Après plus de six ans passés à respirer l'air fin et frais de la planète rouge, un rover de la NASA a fait une découverte surprenante : il y a plus d'oxygène gazeux dans l'atmosphère martienne que les scientifiques ne l'avaient prévu et qui plus est, il se comporte bizarrement.
Sur Mars, à l'été et au printemps, les niveaux d'oxygène enregistrent une augmentation d'environ 400 parties par million, soit un excédent de 30 % par rapport aux prévisions des chercheurs fondées sur le comportement d'autres gaz contenus dans l'atmosphère de la planète. Ce pic d'oxygène semble coïncider en partie avec un autre mystère gazeux : un flux et reflux saisonnier du méthane.
« Mars s'est une nouvelle fois jouée de nous ! » déclare Sushil Atreya, planétologue à l'université du Michigan et membre de l'équipe dont les résultats sur l'étrange comportement de l'oxygène ont été publiés dans la revue Journal of Geophysical Research: Planets.
Bien que la présence d'oxygène dans l'atmosphère d'une planète puisse rappeler à notre mémoire le processus de photosynthèse, la fabrication d'oxygène n'est pas l'apanage des êtres vivants sur la planète rouge et cette découverte ne constitue pas nécessairement une preuve de la vie sur Mars.
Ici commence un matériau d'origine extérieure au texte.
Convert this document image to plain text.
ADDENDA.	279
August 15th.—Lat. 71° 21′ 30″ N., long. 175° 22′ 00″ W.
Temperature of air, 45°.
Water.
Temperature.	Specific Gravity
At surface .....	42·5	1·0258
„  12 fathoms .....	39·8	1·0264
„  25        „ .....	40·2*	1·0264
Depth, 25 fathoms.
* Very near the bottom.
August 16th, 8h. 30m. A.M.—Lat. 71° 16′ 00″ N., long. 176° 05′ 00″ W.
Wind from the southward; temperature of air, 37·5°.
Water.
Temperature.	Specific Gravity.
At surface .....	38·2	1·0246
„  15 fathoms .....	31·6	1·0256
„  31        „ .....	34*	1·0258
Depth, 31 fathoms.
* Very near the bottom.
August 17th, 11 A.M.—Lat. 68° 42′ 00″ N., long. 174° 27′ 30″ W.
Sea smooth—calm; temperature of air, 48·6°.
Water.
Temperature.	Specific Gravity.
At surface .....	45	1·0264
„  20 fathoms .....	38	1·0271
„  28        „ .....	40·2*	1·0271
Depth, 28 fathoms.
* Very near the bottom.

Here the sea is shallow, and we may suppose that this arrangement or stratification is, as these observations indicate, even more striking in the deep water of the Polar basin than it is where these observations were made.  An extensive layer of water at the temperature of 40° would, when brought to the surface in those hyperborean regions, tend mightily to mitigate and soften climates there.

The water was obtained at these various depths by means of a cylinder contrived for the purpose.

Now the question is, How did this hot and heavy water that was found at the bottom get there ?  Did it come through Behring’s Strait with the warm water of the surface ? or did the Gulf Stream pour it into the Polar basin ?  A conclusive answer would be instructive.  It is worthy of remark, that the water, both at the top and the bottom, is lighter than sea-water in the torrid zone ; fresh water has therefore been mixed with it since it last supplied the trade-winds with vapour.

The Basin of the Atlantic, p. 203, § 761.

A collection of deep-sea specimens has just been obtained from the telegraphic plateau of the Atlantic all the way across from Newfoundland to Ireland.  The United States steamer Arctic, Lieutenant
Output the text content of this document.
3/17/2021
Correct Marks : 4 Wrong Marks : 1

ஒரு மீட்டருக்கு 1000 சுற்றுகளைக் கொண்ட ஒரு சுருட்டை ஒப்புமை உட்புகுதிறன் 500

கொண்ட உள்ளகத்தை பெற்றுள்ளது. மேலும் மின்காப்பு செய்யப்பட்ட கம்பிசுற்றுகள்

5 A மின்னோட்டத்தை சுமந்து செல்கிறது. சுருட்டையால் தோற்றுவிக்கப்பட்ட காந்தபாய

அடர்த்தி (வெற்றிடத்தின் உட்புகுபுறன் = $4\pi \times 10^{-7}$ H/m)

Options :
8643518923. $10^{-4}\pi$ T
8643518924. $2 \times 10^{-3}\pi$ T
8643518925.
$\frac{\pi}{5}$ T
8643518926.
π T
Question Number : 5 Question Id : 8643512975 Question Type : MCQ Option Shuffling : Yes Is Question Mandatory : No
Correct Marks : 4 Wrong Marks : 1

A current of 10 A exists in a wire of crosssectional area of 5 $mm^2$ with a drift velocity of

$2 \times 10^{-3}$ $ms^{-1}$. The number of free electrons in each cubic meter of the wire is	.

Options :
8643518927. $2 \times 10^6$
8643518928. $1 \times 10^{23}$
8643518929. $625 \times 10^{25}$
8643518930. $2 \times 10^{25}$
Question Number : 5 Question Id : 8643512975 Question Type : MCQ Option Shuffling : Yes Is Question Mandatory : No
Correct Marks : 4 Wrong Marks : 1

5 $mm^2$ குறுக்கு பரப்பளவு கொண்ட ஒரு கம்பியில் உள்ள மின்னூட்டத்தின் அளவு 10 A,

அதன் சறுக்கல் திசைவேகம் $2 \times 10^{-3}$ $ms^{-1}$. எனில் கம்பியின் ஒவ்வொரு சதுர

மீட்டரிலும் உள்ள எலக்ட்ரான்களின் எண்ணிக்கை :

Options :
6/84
Elle vient plutôt mettre en évidence les fossés dans notre compréhension des réactions chimiques à l'œuvre en surface, autant de lacunes qui doivent absolument être comblées si l'on veut ouvrir la chasse aux Martiens, passés ou présents.
L'été prochain, quatre pays vont lancer des missions à destination de Mars pour atteindre cet objectif, c'est le cas notamment des États-Unis avec le rover Mars 2020 de la NASA qui prélèvera des échantillons avant de les retourner sur Terre. C'est également le cas de l'Union européenne et de la Russie avec la mission collaborative ExoMars dont fait partie le rover Rosalind Franklin. Ce petit explorateur robotisé forera le sol martien sur près de deux mètres, ce qui permettra d'examiner mieux que jamais la chimie des entrailles de la planète. (À lire : D'étranges pulsations magnétiques découvertes sur Mars.)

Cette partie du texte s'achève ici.